Glenn Tillbrook (Squeeze)
Todd Rundgren
George Harrison
Terry Kath
David Hidalgo (Los Lobos)
Richard Lloyd (Television, many others)
Robert Quine (Bowie, many others)
Greg Leisz
Buddy Emmons

and 

Lindsey

In the vein of backing musicians, Nils Lofgren with Crazy Horse and E Street Band comes to mind. 
Some great musical artists nominated. Marty, we’re musical brothers! George Harrison is SO under-rated. When the style of guitar playing considered hip by musicians became pretty-much purely blues-based (the Yardbirds For Your Love album being a prime reason, but also Mike Bloomfield in The Paul Butterfield Blues Band, Clapton in first---after his time in The Yardbirds, though we didn’t know it then; he was not credited on the For You Love album cover---John Mayall’s band and then Cream, and finally Hendrix, who really put the nails in the coffin. Marty, I don’t care for his playing either, or his tone), George’s style of musical accompaniment became passe’. Players were now judged on their abilities at playing a solo, not playing a song. But George’s part in the middle of "Nowhere Man" is exquisite! Fantastic tone (dig the compression!), too. (it’s very reminiscent of James Burton’s solo in Ricky Nelson’s "Young World", which I bought on a 7" 45 in 1962). It’s my all-time favorite guitar "break"---not a solo separate from the song, but a guitar part that is a musical line in the song, replacing the lead vocal heard in the verses and choruses. THAT’S the kind of playing I’m talking about. Robbie Robertson plays that way in The Band; musical lines played on guitar (or piano; The Band’s Richard Manuel plays that way as well. And Garth Hudson’s organ playing is utterly unique---NO ONE else plays like him!) that are part of the song itself. Though more of a true solo than a guitar "break", Ry Cooder’s playing between verses in John Hiatt’s "Lipstick Sunset" is unbelievably great---a masterpiece!---Eric.

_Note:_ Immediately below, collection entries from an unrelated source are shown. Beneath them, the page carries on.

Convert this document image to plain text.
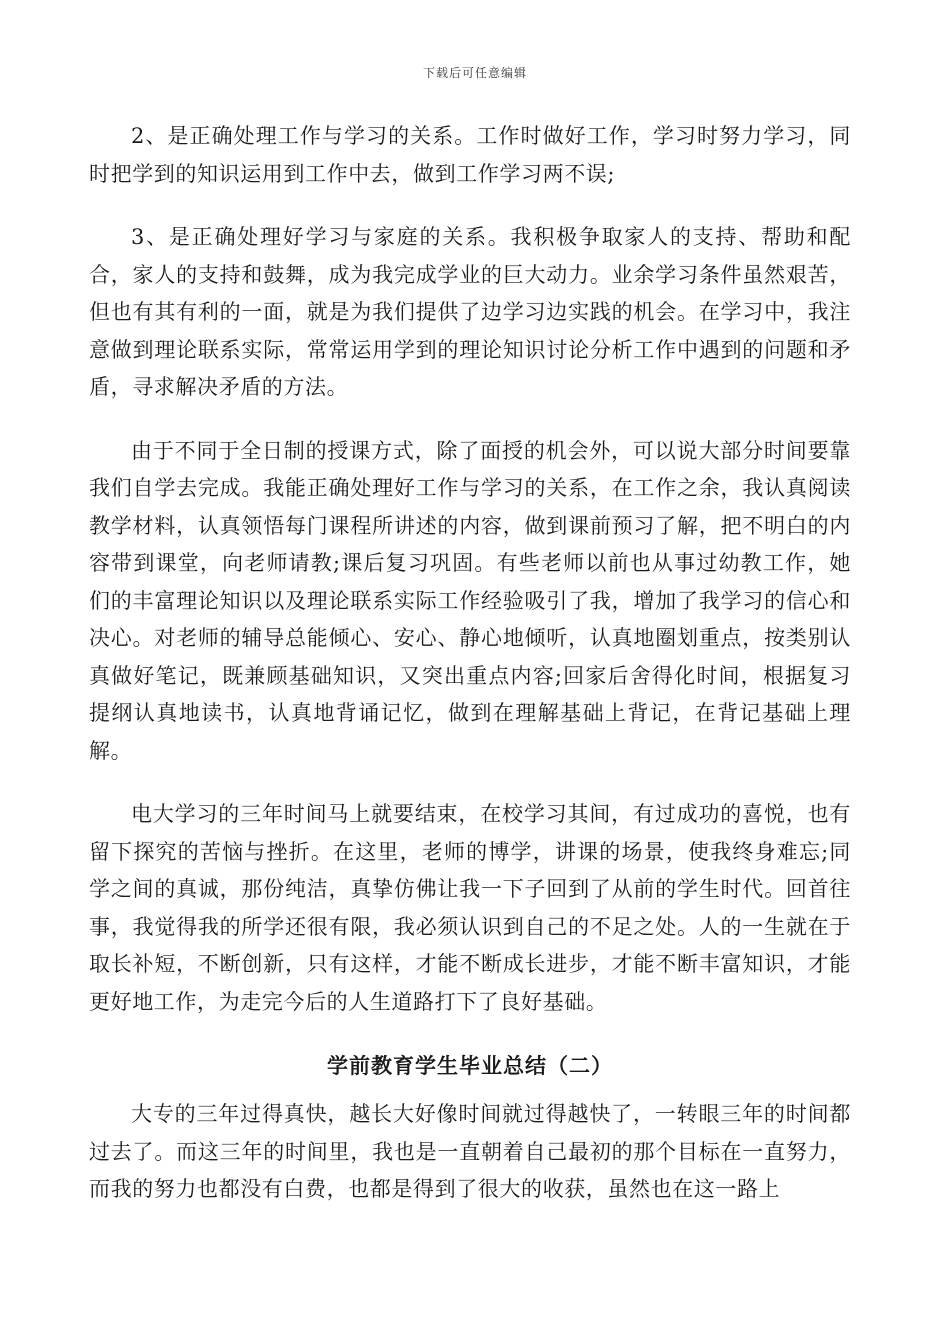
下载后可任意编辑

2、是正确处理工作与学习的关系。工作时做好工作，学习时努力学习，同时把学到的知识运用到工作中去，做到工作学习两不误;

3、是正确处理好学习与家庭的关系。我积极争取家人的支持、帮助和配合，家人的支持和鼓舞，成为我完成学业的巨大动力。业余学习条件虽然艰苦，但也有其有利的一面，就是为我们提供了边学习边实践的机会。在学习中，我注意做到理论联系实际，常常运用学到的理论知识讨论分析工作中遇到的问题和矛盾，寻求解决矛盾的方法。

由于不同于全日制的授课方式，除了面授的机会外，可以说大部分时间要靠我们自学去完成。我能正确处理好工作与学习的关系，在工作之余，我认真阅读教学材料，认真领悟每门课程所讲述的内容，做到课前预习了解，把不明白的内容带到课堂，向老师请教;课后复习巩固。有些老师以前也从事过幼教工作，她们的丰富理论知识以及理论联系实际工作经验吸引了我，增加了我学习的信心和决心。对老师的辅导总能倾心、安心、静心地倾听，认真地圈划重点，按类别认真做好笔记，既兼顾基础知识，又突出重点内容;回家后舍得化时间，根据复习提纲认真地读书，认真地背诵记忆，做到在理解基础上背记，在背记基础上理解。

电大学习的三年时间马上就要结束，在校学习其间，有过成功的喜悦，也有留下探究的苦恼与挫折。在这里，老师的博学，讲课的场景，使我终身难忘;同学之间的真诚，那份纯洁，真挚仿佛让我一下子回到了从前的学生时代。回首往事，我觉得我的所学还很有限，我必须认识到自己的不足之处。人的一生就在于取长补短，不断创新，只有这样，才能不断成长进步，才能不断丰富知识，才能更好地工作，为走完今后的人生道路打下了良好基础。

学前教育学生毕业总结（二）

大专的三年过得真快，越长大好像时间就过得越快了，一转眼三年的时间都过去了。而这三年的时间里，我也是一直朝着自己最初的那个目标在一直努力，而我的努力也都没有白费，也都是得到了很大的收获，虽然也在这一路上
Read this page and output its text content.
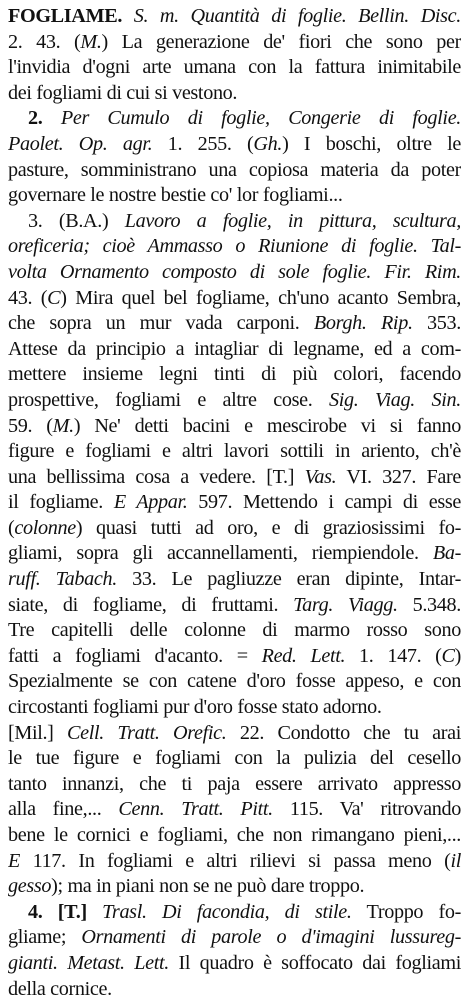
FOGLIAME. S. m. Quantità di foglie. Bellin. Disc.
2. 43. (M.) La generazione de' fiori che sono per
l'invidia d'ogni arte umana con la fattura inimitabile
dei fogliami di cui si vestono.
2. Per Cumulo di foglie, Congerie di foglie.
Paolet. Op. agr. 1. 255. (Gh.) I boschi, oltre le
pasture, somministrano una copiosa materia da poter
governare le nostre bestie co' lor fogliami...
3. (B.A.) Lavoro a foglie, in pittura, scultura,
oreficeria; cioè Ammasso o Riunione di foglie. Tal-
volta Ornamento composto di sole foglie. Fir. Rim.
43. (C) Mira quel bel fogliame, ch'uno acanto Sembra,
che sopra un mur vada carponi. Borgh. Rip. 353.
Attese da principio a intagliar di legname, ed a com-
mettere insieme legni tinti di più colori, facendo
prospettive, fogliami e altre cose. Sig. Viag. Sin.
59. (M.) Ne' detti bacini e mescirobe vi si fanno
figure e fogliami e altri lavori sottili in ariento, ch'è
una bellissima cosa a vedere. [T.] Vas. VI. 327. Fare
il fogliame. E Appar. 597. Mettendo i campi di esse
(colonne) quasi tutti ad oro, e di graziosissimi fo-
gliami, sopra gli accannellamenti, riempiendole. Ba-
ruff. Tabach. 33. Le pagliuzze eran dipinte, Intar-
siate, di fogliame, di fruttami. Targ. Viagg. 5.348.
Tre capitelli delle colonne di marmo rosso sono
fatti a fogliami d'acanto. = Red. Lett. 1. 147. (C)
Spezialmente se con catene d'oro fosse appeso, e con
circostanti fogliami pur d'oro fosse stato adorno.
[Mil.] Cell. Tratt. Orefic. 22. Condotto che tu arai
le tue figure e fogliami con la pulizia del cesello
tanto innanzi, che ti paja essere arrivato appresso
alla fine,... Cenn. Tratt. Pitt. 115. Va' ritrovando
bene le cornici e fogliami, che non rimangano pieni,...
E 117. In fogliami e altri rilievi si passa meno (il
gesso); ma in piani non se ne può dare troppo.
4. [T.] Trasl. Di facondia, di stile. Troppo fo-
gliame; Ornamenti di parole o d'imagini lussureg-
gianti. Metast. Lett. Il quadro è soffocato dai fogliami
della cornice.
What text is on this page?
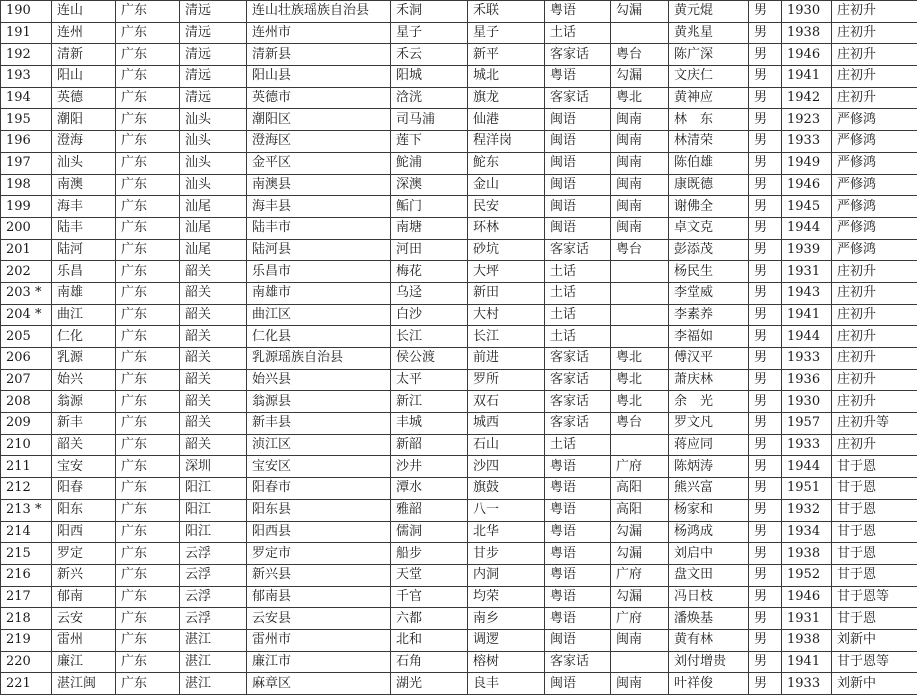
190	连山	广东	清远	连山壮族瑶族自治县	禾洞	禾联	粤语	勾漏	黄元焜	男	1930	庄初升
191	连州	广东	清远	连州市	星子	星子	土话		黄兆星	男	1938	庄初升
192	清新	广东	清远	清新县	禾云	新平	客家话	粤台	陈广深	男	1946	庄初升
193	阳山	广东	清远	阳山县	阳城	城北	粤语	勾漏	文庆仁	男	1941	庄初升
194	英德	广东	清远	英德市	浛洸	旗龙	客家话	粤北	黄神应	男	1942	庄初升
195	潮阳	广东	汕头	潮阳区	司马浦	仙港	闽语	闽南	林　东	男	1923	严修鸿
196	澄海	广东	汕头	澄海区	莲下	程洋岗	闽语	闽南	林清荣	男	1933	严修鸿
197	汕头	广东	汕头	金平区	鮀浦	鮀东	闽语	闽南	陈伯雄	男	1949	严修鸿
198	南澳	广东	汕头	南澳县	深澳	金山	闽语	闽南	康既德	男	1946	严修鸿
199	海丰	广东	汕尾	海丰县	鲘门	民安	闽语	闽南	谢佛全	男	1945	严修鸿
200	陆丰	广东	汕尾	陆丰市	南塘	环林	闽语	闽南	卓文克	男	1944	严修鸿
201	陆河	广东	汕尾	陆河县	河田	砂坑	客家话	粤台	彭添茂	男	1939	严修鸿
202	乐昌	广东	韶关	乐昌市	梅花	大坪	土话		杨民生	男	1931	庄初升
203 *	南雄	广东	韶关	南雄市	乌迳	新田	土话		李堂威	男	1943	庄初升
204 *	曲江	广东	韶关	曲江区	白沙	大村	土话		李素养	男	1941	庄初升
205	仁化	广东	韶关	仁化县	长江	长江	土话		李福如	男	1944	庄初升
206	乳源	广东	韶关	乳源瑶族自治县	侯公渡	前进	客家话	粤北	傅汉平	男	1933	庄初升
207	始兴	广东	韶关	始兴县	太平	罗所	客家话	粤北	萧庆林	男	1936	庄初升
208	翁源	广东	韶关	翁源县	新江	双石	客家话	粤北	余　光	男	1930	庄初升
209	新丰	广东	韶关	新丰县	丰城	城西	客家话	粤台	罗文凡	男	1957	庄初升等
210	韶关	广东	韶关	浈江区	新韶	石山	土话		蒋应同	男	1933	庄初升
211	宝安	广东	深圳	宝安区	沙井	沙四	粤语	广府	陈炳涛	男	1944	甘于恩
212	阳春	广东	阳江	阳春市	潭水	旗鼓	粤语	高阳	熊兴富	男	1951	甘于恩
213 *	阳东	广东	阳江	阳东县	雅韶	八一	粤语	高阳	杨家和	男	1932	甘于恩
214	阳西	广东	阳江	阳西县	儒洞	北华	粤语	勾漏	杨鸿成	男	1934	甘于恩
215	罗定	广东	云浮	罗定市	船步	甘步	粤语	勾漏	刘启中	男	1938	甘于恩
216	新兴	广东	云浮	新兴县	天堂	内洞	粤语	广府	盘文田	男	1952	甘于恩
217	郁南	广东	云浮	郁南县	千官	均荣	粤语	勾漏	冯日枝	男	1946	甘于恩等
218	云安	广东	云浮	云安县	六都	南乡	粤语	广府	潘焕基	男	1931	甘于恩
219	雷州	广东	湛江	雷州市	北和	调逻	闽语	闽南	黄有林	男	1938	刘新中
220	廉江	广东	湛江	廉江市	石角	榕树	客家话		刘付增贵	男	1941	甘于恩等
221	湛江闽	广东	湛江	麻章区	湖光	良丰	闽语	闽南	叶祥俊	男	1933	刘新中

One thing about the influences musicians bring to the music they make is that, if a player and the band he is in (assuming he's not a solo artist) becomes very popular, he can actually change the course, the direction, that Popular music takes. When the more Blues-based bands of the mid-60's began their ascent, they did just that. Rock 'n' Roll music had become very devoid of much of a Blues influence by the time The Yardbirds and their ilk reintroduced it in 1964-5 and onward. It was putting hardcore Blues into Rock 'n' Roll that turned it into the Rock music we have known ever since.

Clapton was at the forefront of that change in the direction the music took, so it was really significant that when George Harrison played him The Band's Music From Big Pink in the middle of 1968, the rug was pulled out from under him. In The Last Waltz, Eric says: "Music had been moving in the wrong direction for a long time. When I heard Music From Big Pink I thought, someone has finally gotten it right" (I'm paraphrasing). He immediately disbanded Cream (the biggest band in the world!) and went to West Saugerties, NY to, he intended, join The Band. That of course didn't happen, but he did take their cue and started making a different kind of music.